Bu yüzden yabancılar, Türkiye’deki cumhurbaşkanlığı ve milletvekilliği seçimlerine dikkat etmelidir. Recep Tayyip Erdoğan Geçen hafta 14 Mayıs’ta yapılması önerildi. Özellikle de giderek istikrarsızlaşan cumhurbaşkanının yönetimindeki ülke felaketin eşiğindeyken.
Seçimler yaklaşırken Erdoğan’ın davranışı, bugün son derece kusurlu bir demokrasiyi tam teşekküllü bir diktatörlüğün eşiğine getirebilir.
Daha fazla oku:
* Yunanistan Başbakanı Miçotakis: Türkiye ile savaşa girmeyeceğiz
* Türkiye cumhurbaşkanı kuzeydoğu Suriye’deki askeri saldırısını durdurmayacak
* Türkiye yerel seçimleri: Erdoğan için şehirlerde büyük kayıplar
Erdoğan Mart 2003’te ilk kez başbakan olduğunda Türkiye’ye pek çok vaatte bulundu.
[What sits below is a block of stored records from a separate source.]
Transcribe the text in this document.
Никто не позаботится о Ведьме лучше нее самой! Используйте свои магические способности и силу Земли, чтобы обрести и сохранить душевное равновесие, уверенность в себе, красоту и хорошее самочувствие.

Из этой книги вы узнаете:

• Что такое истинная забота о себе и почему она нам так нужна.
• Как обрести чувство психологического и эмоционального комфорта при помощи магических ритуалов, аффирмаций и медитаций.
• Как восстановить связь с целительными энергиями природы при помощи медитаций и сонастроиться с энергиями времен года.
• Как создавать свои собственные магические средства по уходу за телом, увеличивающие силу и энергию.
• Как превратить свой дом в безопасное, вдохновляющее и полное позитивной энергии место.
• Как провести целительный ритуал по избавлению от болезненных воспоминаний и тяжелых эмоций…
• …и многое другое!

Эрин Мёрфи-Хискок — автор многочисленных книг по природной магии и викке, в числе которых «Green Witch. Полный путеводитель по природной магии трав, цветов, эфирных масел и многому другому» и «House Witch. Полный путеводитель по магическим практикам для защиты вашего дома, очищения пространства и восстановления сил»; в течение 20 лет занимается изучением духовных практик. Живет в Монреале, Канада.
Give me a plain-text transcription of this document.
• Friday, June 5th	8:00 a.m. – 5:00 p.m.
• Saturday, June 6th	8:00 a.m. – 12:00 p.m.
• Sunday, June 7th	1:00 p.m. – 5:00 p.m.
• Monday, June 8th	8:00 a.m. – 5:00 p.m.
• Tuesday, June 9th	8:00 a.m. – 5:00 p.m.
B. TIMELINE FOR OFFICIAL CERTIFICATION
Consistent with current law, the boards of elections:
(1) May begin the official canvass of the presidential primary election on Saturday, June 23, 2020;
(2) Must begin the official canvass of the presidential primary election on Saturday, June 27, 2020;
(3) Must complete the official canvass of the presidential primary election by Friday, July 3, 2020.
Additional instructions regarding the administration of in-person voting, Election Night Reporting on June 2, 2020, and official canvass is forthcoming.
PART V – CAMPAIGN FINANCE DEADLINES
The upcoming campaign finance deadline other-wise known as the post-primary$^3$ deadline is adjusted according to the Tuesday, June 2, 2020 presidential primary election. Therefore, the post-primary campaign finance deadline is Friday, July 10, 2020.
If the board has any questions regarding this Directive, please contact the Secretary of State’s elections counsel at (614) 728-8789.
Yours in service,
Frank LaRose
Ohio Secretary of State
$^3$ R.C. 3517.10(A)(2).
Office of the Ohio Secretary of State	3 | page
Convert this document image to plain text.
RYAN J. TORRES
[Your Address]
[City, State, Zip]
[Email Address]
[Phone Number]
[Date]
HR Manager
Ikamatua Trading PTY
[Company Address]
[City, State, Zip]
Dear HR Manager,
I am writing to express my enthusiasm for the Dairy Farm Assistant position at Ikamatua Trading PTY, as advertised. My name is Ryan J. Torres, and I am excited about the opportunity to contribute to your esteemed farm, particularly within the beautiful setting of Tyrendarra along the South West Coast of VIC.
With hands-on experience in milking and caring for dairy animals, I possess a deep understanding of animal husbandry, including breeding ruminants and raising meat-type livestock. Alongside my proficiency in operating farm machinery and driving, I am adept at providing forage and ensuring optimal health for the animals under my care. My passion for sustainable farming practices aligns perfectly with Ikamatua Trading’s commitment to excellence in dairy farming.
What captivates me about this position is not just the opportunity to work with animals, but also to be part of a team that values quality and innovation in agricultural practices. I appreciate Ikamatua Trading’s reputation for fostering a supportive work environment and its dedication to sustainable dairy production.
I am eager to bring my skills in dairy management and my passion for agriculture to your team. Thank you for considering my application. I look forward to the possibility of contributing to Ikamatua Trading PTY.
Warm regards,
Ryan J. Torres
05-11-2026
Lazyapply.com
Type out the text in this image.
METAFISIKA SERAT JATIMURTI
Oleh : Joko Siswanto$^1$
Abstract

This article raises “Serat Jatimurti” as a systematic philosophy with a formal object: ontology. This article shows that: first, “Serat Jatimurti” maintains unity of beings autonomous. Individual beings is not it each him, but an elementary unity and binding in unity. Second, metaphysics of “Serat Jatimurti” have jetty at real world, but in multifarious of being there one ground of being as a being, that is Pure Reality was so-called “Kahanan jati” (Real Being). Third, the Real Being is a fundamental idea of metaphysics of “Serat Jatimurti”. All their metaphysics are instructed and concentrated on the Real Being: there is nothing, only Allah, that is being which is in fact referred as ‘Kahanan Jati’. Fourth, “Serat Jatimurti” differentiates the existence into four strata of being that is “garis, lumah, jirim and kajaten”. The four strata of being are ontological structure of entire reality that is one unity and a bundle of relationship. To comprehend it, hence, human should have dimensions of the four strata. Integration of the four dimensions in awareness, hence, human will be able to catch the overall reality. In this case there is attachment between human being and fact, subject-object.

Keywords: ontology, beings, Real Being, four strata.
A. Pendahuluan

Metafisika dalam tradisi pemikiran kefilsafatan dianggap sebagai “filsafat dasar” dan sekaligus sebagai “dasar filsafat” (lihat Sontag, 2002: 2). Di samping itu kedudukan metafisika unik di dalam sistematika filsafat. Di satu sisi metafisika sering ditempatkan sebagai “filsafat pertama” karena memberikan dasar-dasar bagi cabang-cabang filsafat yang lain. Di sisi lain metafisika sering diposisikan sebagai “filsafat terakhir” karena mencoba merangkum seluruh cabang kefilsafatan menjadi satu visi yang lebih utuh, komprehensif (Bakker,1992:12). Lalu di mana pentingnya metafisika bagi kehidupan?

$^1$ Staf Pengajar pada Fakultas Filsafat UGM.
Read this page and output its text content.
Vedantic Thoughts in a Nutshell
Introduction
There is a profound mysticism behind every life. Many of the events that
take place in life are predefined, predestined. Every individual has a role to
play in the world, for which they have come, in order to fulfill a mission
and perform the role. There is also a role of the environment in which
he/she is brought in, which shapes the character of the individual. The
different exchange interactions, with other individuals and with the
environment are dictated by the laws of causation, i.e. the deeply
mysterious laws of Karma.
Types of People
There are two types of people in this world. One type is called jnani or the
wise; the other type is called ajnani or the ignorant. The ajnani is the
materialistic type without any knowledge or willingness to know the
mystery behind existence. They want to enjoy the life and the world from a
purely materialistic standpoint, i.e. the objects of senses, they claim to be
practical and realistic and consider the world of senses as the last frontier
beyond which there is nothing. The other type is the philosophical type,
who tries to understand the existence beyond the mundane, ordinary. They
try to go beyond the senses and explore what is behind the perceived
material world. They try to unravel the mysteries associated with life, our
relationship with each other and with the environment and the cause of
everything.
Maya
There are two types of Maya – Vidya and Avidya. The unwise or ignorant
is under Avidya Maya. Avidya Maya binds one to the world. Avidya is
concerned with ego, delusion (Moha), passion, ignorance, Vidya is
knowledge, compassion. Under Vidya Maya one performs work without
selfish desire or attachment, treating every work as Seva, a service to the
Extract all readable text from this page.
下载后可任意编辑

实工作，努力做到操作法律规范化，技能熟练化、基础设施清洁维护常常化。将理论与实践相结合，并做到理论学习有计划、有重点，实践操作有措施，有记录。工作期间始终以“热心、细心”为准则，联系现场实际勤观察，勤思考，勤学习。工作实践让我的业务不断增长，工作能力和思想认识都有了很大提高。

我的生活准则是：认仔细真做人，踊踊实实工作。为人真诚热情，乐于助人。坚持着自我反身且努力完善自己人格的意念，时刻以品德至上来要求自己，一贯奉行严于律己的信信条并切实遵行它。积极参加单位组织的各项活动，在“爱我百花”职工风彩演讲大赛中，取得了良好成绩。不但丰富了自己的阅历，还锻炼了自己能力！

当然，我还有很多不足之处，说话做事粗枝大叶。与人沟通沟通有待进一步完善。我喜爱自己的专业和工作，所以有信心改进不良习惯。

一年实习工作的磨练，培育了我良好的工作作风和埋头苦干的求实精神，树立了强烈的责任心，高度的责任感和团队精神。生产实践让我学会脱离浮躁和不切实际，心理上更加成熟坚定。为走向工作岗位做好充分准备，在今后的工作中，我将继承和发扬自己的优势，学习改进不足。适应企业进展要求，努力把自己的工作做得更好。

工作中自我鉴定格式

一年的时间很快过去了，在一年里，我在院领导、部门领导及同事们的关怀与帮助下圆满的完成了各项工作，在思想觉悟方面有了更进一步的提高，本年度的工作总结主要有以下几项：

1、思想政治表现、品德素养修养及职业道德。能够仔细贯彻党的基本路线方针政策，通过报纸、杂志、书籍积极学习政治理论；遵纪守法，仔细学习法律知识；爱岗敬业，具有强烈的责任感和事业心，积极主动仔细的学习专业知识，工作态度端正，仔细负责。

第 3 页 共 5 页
Laikler, onun aşırı İslamcı bir ajandası olduğundan korkuyorlardı, ancak o ve partisi Adalet ve Kalkınma Partisi, bunun peşinden gitmekte daha ileri gitmedi.
Erdoğan’ın hükümeti ilk yıllarında, on yıllardır eksik olan bir ülkeye yeni ekonomik ve siyasi istikrar sağladı. Sık sık siyasete karışan, darbeler yapan generallerin sinirlerini bozdu. Ekonomiyi canlandırmak için reformlar yapın. Hatta Türkiye’nin en büyük etnik azınlığı olan ve uzun süredir ordunun baskısına maruz kalan Kürtlere bile bir barış duygusu verdi.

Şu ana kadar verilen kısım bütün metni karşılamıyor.